The great thing about Asia is the availibility of domestic labour - maids, cooks, gardeners, sweepers, drivers, etc. The not so grat thing about China is that none have any language skills. The cook is vital to my existence since the past several years. Being practically vegetarian, the food at the office is a mish mash of some horrible meat, fermented, with eyes and all and par boiled vegetables. But it is not ujust this and I kind of reserve the argument for my Western friends who find the idea of a maid shocking, to say the least. If you have a maid, you eat fresh food, not out of a ocntainer with a million watts of global warming. Everything can be cooked from a scratch. Plus, the idea of a trickle down economy means you can share your wealth and create employment. A maid is not the same as servant but more like a modern day well-protected construction worker - life is hard, but you are well compensated.
I went through multiple interview and finally located a maid who also cooks and cleans (15 RMB/Hour) plus I got another specialty maid (30 RMB/Hour) who has worked for an Indian family and knows how to cook Indian food. This combination of maids (called "Ayi") works well for us so far.

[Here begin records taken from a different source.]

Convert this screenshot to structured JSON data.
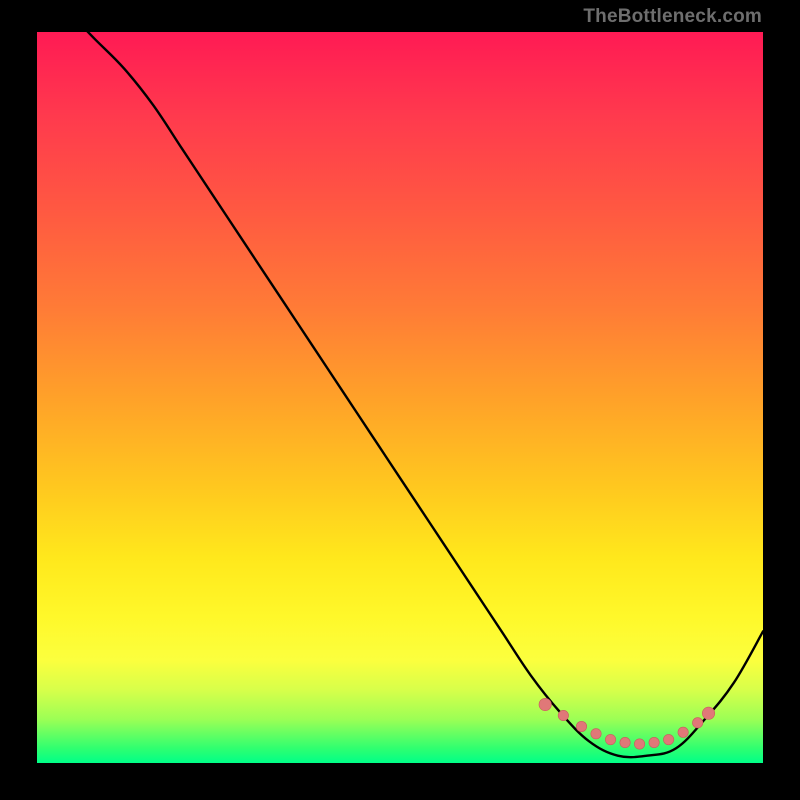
{
  "watermark": "TheBottleneck.com",
  "colors": {
    "background": "#000000",
    "curve": "#000000",
    "marker_fill": "#e07878",
    "marker_stroke": "#c95d5d"
  },
  "chart_data": {
    "type": "line",
    "title": "",
    "xlabel": "",
    "ylabel": "",
    "xlim": [
      0,
      100
    ],
    "ylim": [
      0,
      100
    ],
    "series": [
      {
        "name": "curve",
        "x": [
          0,
          4,
          8,
          12,
          16,
          20,
          24,
          28,
          32,
          36,
          40,
          44,
          48,
          52,
          56,
          60,
          64,
          68,
          72,
          76,
          80,
          84,
          88,
          92,
          96,
          100
        ],
        "y": [
          106,
          103,
          99,
          95,
          90,
          84,
          78,
          72,
          66,
          60,
          54,
          48,
          42,
          36,
          30,
          24,
          18,
          12,
          7,
          3,
          1,
          1,
          2,
          6,
          11,
          18
        ]
      }
    ],
    "annotations": {
      "markers_bottom": {
        "x": [
          70,
          72.5,
          75,
          77,
          79,
          81,
          83,
          85,
          87,
          89,
          91,
          92.5
        ],
        "y": [
          8,
          6.5,
          5,
          4,
          3.2,
          2.8,
          2.6,
          2.8,
          3.2,
          4.2,
          5.5,
          6.8
        ]
      }
    }
  }
}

Ayi 1 comes at 8 AM. She takes fast instructions from me for cooking which goes something like a process flow diagram from my area of expertise, Process Engineering:
Step A: Chao Guo(frying pan)+Yi Shao You (1 teaspoon oil)+(point to cumin)+cong qie (cut onion)+ suan(garlic)+jiang(ginger)+la jiao (chili) _ Yi dian Jiao (fry till brown)
Step B: Jia (add) ga li fen (garam masala)+ jiang huang (turmeric)+fan qie (cut tomato)+yan (salt) ---> Wu fun Shu (cook for 5 minutes)
Step C: Add X vegetable and cover and simmer!
This is all accompanied by a beautiful pantomime, as many Indian ingredients don't have Mandarin equivalents.
Yesterday, I had her grill eggplants - this was done really well. Occasionally, if I am getting late for work, I ask her to "Chao Zhongguo" or Cook Chinese. This itself is confusing as there is no such things as "All things Chinese". There is Shanghainese cuisine, the Beijing food, Sichaun, and finally my favorite Hunan and Muslim Xinchuang --> very few Ayi know the latter type of cuisine as most hail from Anhui province. Shanghainese food is bland, hospital food, incredibly healthy, mostly poaching and steaming with a lot of the inevitable meat.
Some days I come home at night to doctor the food into something palatable. But, this is fine , the journey being the destination and all that. Either way, there is food on the table. That is good for now. I pack it for work together with some great tiny oranges called Clementines.